I have but one question for the Skunk Works crew, who were instructed to only communicate about the boldly innovative project via personal email accounts: how did Michigan get to be so bold??? Why it seems like only yesterday that your bold legislators were on the verge of passing the equivalent of Rephorm Turducken, a school “mega-choice” bill that would have allowed corporations to run their own charter schools, only to see the dream die in the face of pesky community opposition and constitution upholding.

What’s that, you say? The same bold visionary and innovator who boldly conceived of the last bold plan to transform Michigan’s education system is also behind this one? Why, we must meet him!
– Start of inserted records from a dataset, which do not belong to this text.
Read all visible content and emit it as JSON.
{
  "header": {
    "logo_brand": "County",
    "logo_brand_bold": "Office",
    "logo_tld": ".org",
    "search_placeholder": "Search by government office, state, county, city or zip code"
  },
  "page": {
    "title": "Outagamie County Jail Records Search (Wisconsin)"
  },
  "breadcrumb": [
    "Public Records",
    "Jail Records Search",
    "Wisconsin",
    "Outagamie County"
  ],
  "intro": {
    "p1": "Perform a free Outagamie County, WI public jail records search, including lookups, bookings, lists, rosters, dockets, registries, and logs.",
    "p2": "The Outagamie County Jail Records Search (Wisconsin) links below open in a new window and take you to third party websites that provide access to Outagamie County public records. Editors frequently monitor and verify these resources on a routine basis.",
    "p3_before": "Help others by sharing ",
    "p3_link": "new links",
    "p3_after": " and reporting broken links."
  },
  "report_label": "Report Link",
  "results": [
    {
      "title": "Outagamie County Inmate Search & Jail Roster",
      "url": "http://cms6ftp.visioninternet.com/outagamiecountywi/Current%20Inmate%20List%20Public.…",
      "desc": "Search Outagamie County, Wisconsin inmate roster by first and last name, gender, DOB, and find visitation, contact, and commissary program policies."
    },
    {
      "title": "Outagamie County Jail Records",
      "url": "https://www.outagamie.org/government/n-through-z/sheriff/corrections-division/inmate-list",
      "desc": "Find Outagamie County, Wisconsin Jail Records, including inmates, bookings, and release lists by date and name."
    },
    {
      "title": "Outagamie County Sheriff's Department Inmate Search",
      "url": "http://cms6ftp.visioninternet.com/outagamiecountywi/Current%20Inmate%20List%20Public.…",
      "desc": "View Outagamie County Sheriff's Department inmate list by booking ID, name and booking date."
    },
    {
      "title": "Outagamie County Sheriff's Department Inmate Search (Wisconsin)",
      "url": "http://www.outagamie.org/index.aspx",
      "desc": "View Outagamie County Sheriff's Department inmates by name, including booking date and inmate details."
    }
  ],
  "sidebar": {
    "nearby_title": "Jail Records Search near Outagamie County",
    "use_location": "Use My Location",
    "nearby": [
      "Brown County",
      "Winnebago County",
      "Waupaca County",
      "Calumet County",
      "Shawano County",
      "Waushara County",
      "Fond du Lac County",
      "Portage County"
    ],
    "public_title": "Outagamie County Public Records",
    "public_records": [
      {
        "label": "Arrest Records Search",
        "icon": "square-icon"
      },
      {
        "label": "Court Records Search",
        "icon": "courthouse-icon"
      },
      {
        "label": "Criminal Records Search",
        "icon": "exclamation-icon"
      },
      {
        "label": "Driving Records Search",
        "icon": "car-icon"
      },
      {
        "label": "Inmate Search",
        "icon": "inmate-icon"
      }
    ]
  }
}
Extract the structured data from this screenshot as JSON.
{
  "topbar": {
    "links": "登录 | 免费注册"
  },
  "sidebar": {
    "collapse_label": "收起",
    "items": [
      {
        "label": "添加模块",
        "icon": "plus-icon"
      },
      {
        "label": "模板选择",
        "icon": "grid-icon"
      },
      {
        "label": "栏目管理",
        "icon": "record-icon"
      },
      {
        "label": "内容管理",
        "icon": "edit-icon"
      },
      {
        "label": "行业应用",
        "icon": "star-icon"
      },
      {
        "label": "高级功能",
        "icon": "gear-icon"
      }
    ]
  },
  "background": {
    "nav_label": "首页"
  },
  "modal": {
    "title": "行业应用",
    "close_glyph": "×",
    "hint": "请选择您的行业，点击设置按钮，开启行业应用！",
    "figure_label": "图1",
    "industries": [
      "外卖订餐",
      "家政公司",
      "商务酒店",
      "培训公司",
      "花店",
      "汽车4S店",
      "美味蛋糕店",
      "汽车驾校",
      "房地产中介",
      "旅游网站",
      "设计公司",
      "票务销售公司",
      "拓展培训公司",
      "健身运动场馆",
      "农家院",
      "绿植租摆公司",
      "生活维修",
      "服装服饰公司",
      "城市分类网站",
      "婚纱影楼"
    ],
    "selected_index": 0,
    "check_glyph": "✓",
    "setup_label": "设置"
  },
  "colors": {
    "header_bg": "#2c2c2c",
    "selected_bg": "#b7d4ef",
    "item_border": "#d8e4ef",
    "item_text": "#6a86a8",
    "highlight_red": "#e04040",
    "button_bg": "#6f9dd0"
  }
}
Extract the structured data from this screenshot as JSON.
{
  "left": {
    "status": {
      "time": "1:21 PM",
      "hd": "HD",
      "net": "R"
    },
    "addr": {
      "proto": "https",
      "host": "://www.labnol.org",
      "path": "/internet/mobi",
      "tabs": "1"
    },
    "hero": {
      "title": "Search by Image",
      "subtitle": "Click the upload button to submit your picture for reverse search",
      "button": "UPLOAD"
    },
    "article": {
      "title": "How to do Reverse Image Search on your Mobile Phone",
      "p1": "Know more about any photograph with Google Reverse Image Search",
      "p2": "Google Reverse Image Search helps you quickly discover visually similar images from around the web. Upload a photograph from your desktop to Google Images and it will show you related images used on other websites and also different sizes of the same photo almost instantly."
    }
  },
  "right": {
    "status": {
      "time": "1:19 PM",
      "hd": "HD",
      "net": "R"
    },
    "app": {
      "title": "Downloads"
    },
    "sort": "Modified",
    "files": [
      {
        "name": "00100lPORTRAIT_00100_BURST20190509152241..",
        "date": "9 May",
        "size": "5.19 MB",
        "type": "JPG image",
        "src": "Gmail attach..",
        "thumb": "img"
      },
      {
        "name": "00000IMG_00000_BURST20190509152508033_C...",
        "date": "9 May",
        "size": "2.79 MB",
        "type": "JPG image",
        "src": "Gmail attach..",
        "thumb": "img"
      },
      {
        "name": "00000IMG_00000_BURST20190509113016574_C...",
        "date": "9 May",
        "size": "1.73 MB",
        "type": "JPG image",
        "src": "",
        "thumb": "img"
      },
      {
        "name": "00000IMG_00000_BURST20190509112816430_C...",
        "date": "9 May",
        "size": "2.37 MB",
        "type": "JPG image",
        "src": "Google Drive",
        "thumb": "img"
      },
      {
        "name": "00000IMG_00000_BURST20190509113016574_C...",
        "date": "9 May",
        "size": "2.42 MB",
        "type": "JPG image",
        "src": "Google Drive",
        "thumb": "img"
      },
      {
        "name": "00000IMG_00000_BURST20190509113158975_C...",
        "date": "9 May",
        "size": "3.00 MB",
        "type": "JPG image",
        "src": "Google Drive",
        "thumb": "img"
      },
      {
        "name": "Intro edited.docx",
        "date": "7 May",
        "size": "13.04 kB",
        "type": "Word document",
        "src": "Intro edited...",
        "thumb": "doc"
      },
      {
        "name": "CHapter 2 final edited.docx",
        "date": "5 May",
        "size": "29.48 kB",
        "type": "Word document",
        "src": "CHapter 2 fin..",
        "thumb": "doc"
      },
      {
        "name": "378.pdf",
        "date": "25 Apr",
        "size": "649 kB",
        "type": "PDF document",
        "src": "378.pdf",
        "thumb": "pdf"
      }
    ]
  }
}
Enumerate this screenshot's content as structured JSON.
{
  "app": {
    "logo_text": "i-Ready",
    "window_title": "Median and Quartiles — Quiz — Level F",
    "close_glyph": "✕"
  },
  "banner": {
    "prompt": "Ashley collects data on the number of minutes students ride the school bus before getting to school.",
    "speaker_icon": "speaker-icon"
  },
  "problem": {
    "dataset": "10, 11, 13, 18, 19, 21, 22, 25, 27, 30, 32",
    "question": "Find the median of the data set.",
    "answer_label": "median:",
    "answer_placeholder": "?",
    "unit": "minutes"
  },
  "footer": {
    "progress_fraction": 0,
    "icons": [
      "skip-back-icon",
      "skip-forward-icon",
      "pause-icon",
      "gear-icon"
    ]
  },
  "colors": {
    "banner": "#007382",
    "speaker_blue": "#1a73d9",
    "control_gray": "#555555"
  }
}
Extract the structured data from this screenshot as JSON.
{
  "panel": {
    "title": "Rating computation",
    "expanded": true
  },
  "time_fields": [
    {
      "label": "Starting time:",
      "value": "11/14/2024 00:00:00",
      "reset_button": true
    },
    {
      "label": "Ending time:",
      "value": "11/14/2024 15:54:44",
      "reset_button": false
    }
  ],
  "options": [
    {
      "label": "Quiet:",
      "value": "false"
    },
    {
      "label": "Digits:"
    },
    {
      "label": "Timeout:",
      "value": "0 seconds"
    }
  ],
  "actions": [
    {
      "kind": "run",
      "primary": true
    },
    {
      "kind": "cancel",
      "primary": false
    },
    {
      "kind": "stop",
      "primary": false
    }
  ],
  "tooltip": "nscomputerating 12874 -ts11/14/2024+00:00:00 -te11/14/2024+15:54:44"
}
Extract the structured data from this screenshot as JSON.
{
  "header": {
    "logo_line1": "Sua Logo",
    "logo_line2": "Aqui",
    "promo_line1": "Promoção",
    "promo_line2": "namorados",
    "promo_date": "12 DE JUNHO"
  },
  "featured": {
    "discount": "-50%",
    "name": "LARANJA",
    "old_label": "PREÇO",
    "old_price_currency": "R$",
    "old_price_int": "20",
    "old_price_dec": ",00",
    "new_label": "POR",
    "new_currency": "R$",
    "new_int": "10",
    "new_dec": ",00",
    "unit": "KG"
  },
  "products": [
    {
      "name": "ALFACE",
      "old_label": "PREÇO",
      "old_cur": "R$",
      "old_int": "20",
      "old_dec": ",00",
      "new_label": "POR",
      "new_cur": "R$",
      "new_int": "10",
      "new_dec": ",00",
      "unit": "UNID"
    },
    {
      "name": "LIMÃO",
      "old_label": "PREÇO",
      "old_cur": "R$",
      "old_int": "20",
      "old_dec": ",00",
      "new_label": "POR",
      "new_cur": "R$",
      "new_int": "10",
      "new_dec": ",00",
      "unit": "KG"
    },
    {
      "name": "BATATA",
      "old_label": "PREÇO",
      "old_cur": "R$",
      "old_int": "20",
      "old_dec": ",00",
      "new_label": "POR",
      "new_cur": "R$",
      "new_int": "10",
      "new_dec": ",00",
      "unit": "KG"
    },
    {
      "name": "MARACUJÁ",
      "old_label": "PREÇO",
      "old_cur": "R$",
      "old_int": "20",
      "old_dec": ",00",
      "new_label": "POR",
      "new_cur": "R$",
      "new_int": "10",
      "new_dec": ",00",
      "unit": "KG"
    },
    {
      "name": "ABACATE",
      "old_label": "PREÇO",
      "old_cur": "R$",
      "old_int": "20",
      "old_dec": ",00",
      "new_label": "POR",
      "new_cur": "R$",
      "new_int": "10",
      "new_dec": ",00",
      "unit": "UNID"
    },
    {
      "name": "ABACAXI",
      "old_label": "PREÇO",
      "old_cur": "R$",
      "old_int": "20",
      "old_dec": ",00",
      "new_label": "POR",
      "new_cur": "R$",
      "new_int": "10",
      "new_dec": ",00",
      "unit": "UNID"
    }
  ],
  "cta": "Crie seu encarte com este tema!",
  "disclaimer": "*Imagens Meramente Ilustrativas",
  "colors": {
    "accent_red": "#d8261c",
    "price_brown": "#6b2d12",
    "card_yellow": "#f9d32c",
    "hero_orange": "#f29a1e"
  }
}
Reader: I give you Richard McLellan. Head of the Oxford Foundation, former lawyer on the Citizen’s United case, advancer of liberty and opportunity, devotee of all things voucher-like, McLellan understands that since Michigan’s public and its constitution do not appear ready for a boldly innovative school voucher system, it is best to begin planning for that system away from the public eye. According to the Detroit News, McLellan said members of the Skunk Works team are justified in using private emails. “Well, they should,” he said. “It’s not a government project.” “Isn’t a skunk works by definition unorganized, backroom?” he asked rhetorically.

Speaking of private emails, EduShyster once had the rather unusual experience of receiving one of these from Mr. McLellan himself…

From: Richard McLellan
Date: Tue, Dec 25, 2012 1:51 pm

To: tips@edushyster.com

Subject: Response to Turducken Article


One of the better attacks on the school proposals. Most of the attacks seem to come from very unpleasant people who simply repeat the same list on complaints.